Die casters could be impacted by OSHA’s development of a rule which would require employers to implement an Injury and Illness Prevention Program. Flagged as OSHA’s highest-priority rulemaking, the rule would require employers to locate and correct workplace hazards, even where no specific OSHA standards are violated. From OSHA's perspective, if an injury occurs, OSHA can either cite the employer for failing to identify the hazardous condition and cover it in a plan, or, if the condition has been identified, for failing to develop an adequate program.

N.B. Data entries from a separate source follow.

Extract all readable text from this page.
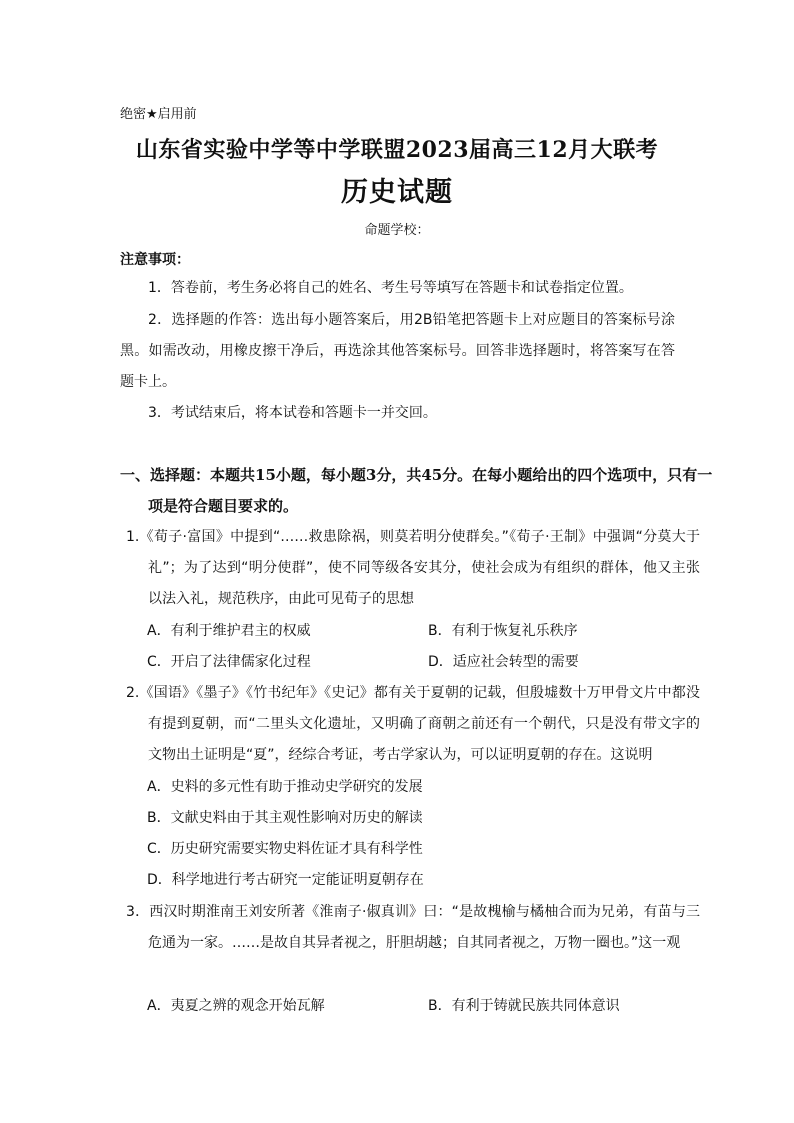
绝密★启用前
山东省实验中学等中学联盟2023届高三12月大联考
历史试题
命题学校：
注意事项：
1．答卷前，考生务必将自己的姓名、考生号等填写在答题卡和试卷指定位置。
2．选择题的作答：选出每小题答案后，用2B铅笔把答题卡上对应题目的答案标号涂黑。如需改动，用橡皮擦干净后，再选涂其他答案标号。回答非选择题时，将答案写在答题卡上。
3．考试结束后，将本试卷和答题卡一并交回。
一、选择题：本题共15小题，每小题3分，共45分。在每小题给出的四个选项中，只有一项是符合题目要求的。
1.《荀子·富国》中提到“……救患除祸，则莫若明分使群矣。”《荀子·王制》中强调“分莫大于礼”；为了达到“明分使群”，使不同等级各安其分，使社会成为有组织的群体，他又主张以法入礼，规范秩序，由此可见荀子的思想
A．有利于维护君主的权威	B．有利于恢复礼乐秩序
C．开启了法律儒家化过程	D．适应社会转型的需要
2.《国语》《墨子》《竹书纪年》《史记》都有关于夏朝的记载，但殷墟数十万甲骨文片中都没有提到夏朝，而“二里头文化遗址，又明确了商朝之前还有一个朝代，只是没有带文字的文物出土证明是“夏”，经综合考证，考古学家认为，可以证明夏朝的存在。这说明
A．史料的多元性有助于推动史学研究的发展
B．文献史料由于其主观性影响对历史的解读
C．历史研究需要实物史料佐证才具有科学性
D．科学地进行考古研究一定能证明夏朝存在
3．西汉时期淮南王刘安所著《淮南子·俶真训》曰：“是故槐榆与橘柚合而为兄弟，有苗与三危通为一家。……是故自其异者视之，肝胆胡越；自其同者视之，万物一圈也。”这一观
A．夷夏之辨的观念开始瓦解	B．有利于铸就民族共同体意识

Also on the horizon is OSHA’s effort to re-evaluate and possibly update its permissible exposure limits (PELs) for numerous chemicals, most of which were set in 1971 based upon science dating back to the 1960s. OSHA’s latest regulatory agenda revealed that it is planning an information request in August 2012 to seek input from the public in order to identify options and alternatives for addressing occupational hazards posed by outdated exposure limits.
In February 2012, OSHA also hopes to propose recordkeeping rules to improve the reporting and tracking of workplace injuries and illnesses. These rules will require employers to report all amputations within 24 hours and inpatient hospitalizations of one employee within 8 hours to OSHA. This is much more stringent than the current standard. The recordkeeping proposal is also likely to reflect OSHA’s efforts to move to a real-time, electronic approach for injury reporting.

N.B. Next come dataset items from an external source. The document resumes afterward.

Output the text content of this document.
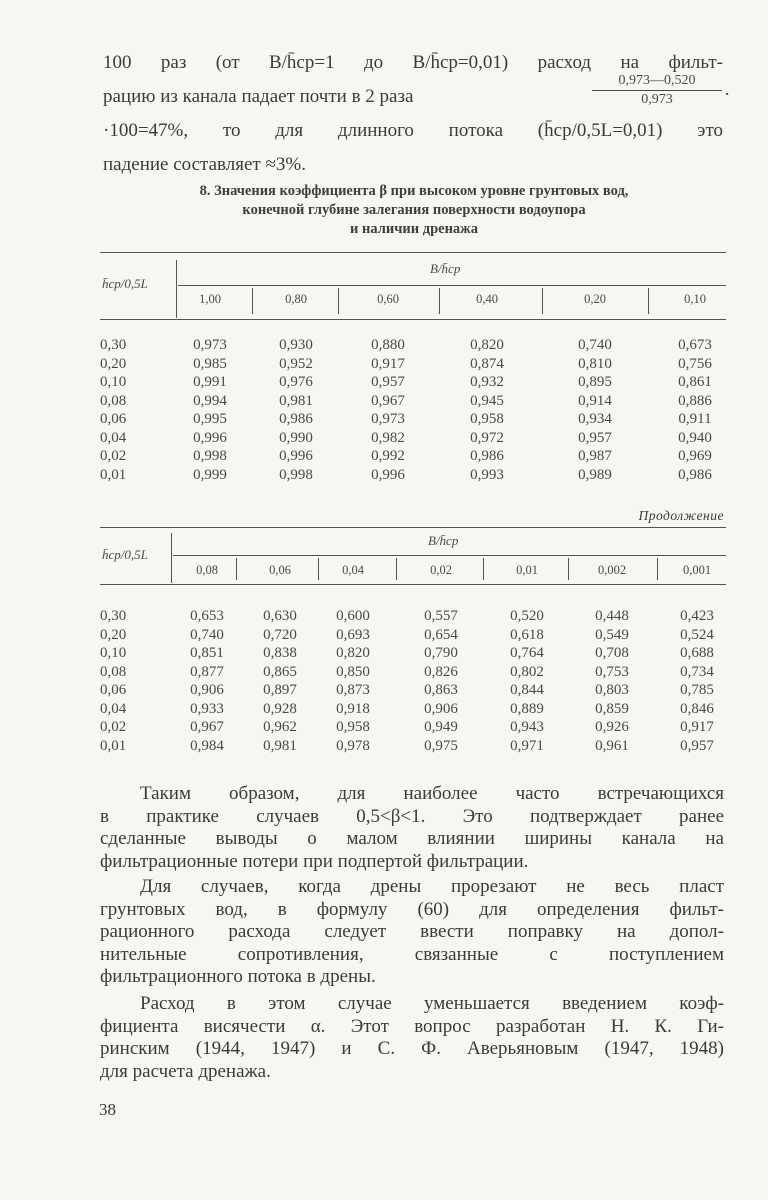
100 раз (от B/h̄ср=1 до B/h̄ср=0,01) расход на фильт-
рацию из канала падает почти в 2 раза
·100=47%, то для длинного потока (h̄ср/0,5L=0,01) это
падение составляет ≈3%.
$\frac{0,973—0,520}{0,973}$ ·
8. Значения коэффициента β при высоком уровне грунтовых вод,
конечной глубине залегания поверхности водоупора
и наличии дренажа
h̄ср/0,5L
B/h̄ср
1,00	0,80	0,60	0,40	0,20	0,10
0,30	0,973	0,930	0,880	0,820	0,740	0,673
0,20	0,985	0,952	0,917	0,874	0,810	0,756
0,10	0,991	0,976	0,957	0,932	0,895	0,861
0,08	0,994	0,981	0,967	0,945	0,914	0,886
0,06	0,995	0,986	0,973	0,958	0,934	0,911
0,04	0,996	0,990	0,982	0,972	0,957	0,940
0,02	0,998	0,996	0,992	0,986	0,987	0,969
0,01	0,999	0,998	0,996	0,993	0,989	0,986
Продолжение
h̄ср/0,5L
B/h̄ср
0,08	0,06	0,04	0,02	0,01	0,002	0,001
0,30	0,653	0,630	0,600	0,557	0,520	0,448	0,423
0,20	0,740	0,720	0,693	0,654	0,618	0,549	0,524
0,10	0,851	0,838	0,820	0,790	0,764	0,708	0,688
0,08	0,877	0,865	0,850	0,826	0,802	0,753	0,734
0,06	0,906	0,897	0,873	0,863	0,844	0,803	0,785
0,04	0,933	0,928	0,918	0,906	0,889	0,859	0,846
0,02	0,967	0,962	0,958	0,949	0,943	0,926	0,917
0,01	0,984	0,981	0,978	0,975	0,971	0,961	0,957
Таким образом, для наиболее часто встречающихся
в практике случаев 0,5<β<1. Это подтверждает ранее
сделанные выводы о малом влиянии ширины канала на
фильтрационные потери при подпертой фильтрации.
Для случаев, когда дрены прорезают не весь пласт
грунтовых вод, в формулу (60) для определения фильт-
рационного расхода следует ввести поправку на допол-
нительные сопротивления, связанные с поступлением
фильтрационного потока в дрены.
Расход в этом случае уменьшается введением коэф-
фициента висячести α. Этот вопрос разработан Н. К. Ги-
ринским (1944, 1947) и С. Ф. Аверьяновым (1947, 1948)
для расчета дренажа.
38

View the full OSHA regulatory agenda.
CLASS Act Repeal Passes House
On February 1, the House voted to repeal a financially troubled
part of the 2010 health care law that was designed to provide
affordable long-term care insurance by a vote of 267-159. The
legislation (H.R. 1173) specifically repeals the unsustainable
Community Living Assistance Services and Supports Act (CLASS Act),
The House vote comes months after the Obama administration suspended
the program.
Late last year, Health and Human Services (HHS) Secretary Kathleen Sebelius declared the program actuarially unsound and cancelled it. Proponents of the legislation to repeal the program argue that its passage is necessary to prevent the initiative from languishing at the HHS and possibly being re-started later. This legislation is expected to stall in the Senate, where there is not enough support to kill the program officially at this time.
TRADE
House Bill to Require Companies to
Report Number of Employees Per State, Country
Legislation recently
introduced by Rep. Gary Peters (D-MI) in the House of
Representatives would require most publically traded companies to
report how many employees they have who work domestically by state
and abroad. The measure, the Outsourcing Accountability Act of
2012 (H.R. 3875), would call for a company to report:
- the total number of their employees and those of their subsidiaries who live and work in the U.S. by state;;
- the total number of their employees who physically live and work abroad, broken down by country; and,
- the percentage increase or decrease in the number of employees reported in the above categories from the previous year.
Exempt from these requirements would be newer public companies, defined in the bill as those fewer than five years old, and smaller employers (those with gross revenues of less than $1 billion during the last completed fiscal year). Under current law, publically traded companies are required to report to the SEC the number of employees they have, but not where these individuals work.
In recent years, with high unemployment, there has been an increased interest in the number of jobs being outsourced. Providing tax incentives to employers that create domestic jobs while eliminating tax breaks for outsourcing was one of the components of the President’s State of the Union Address. No hearings have been held on this matter yet.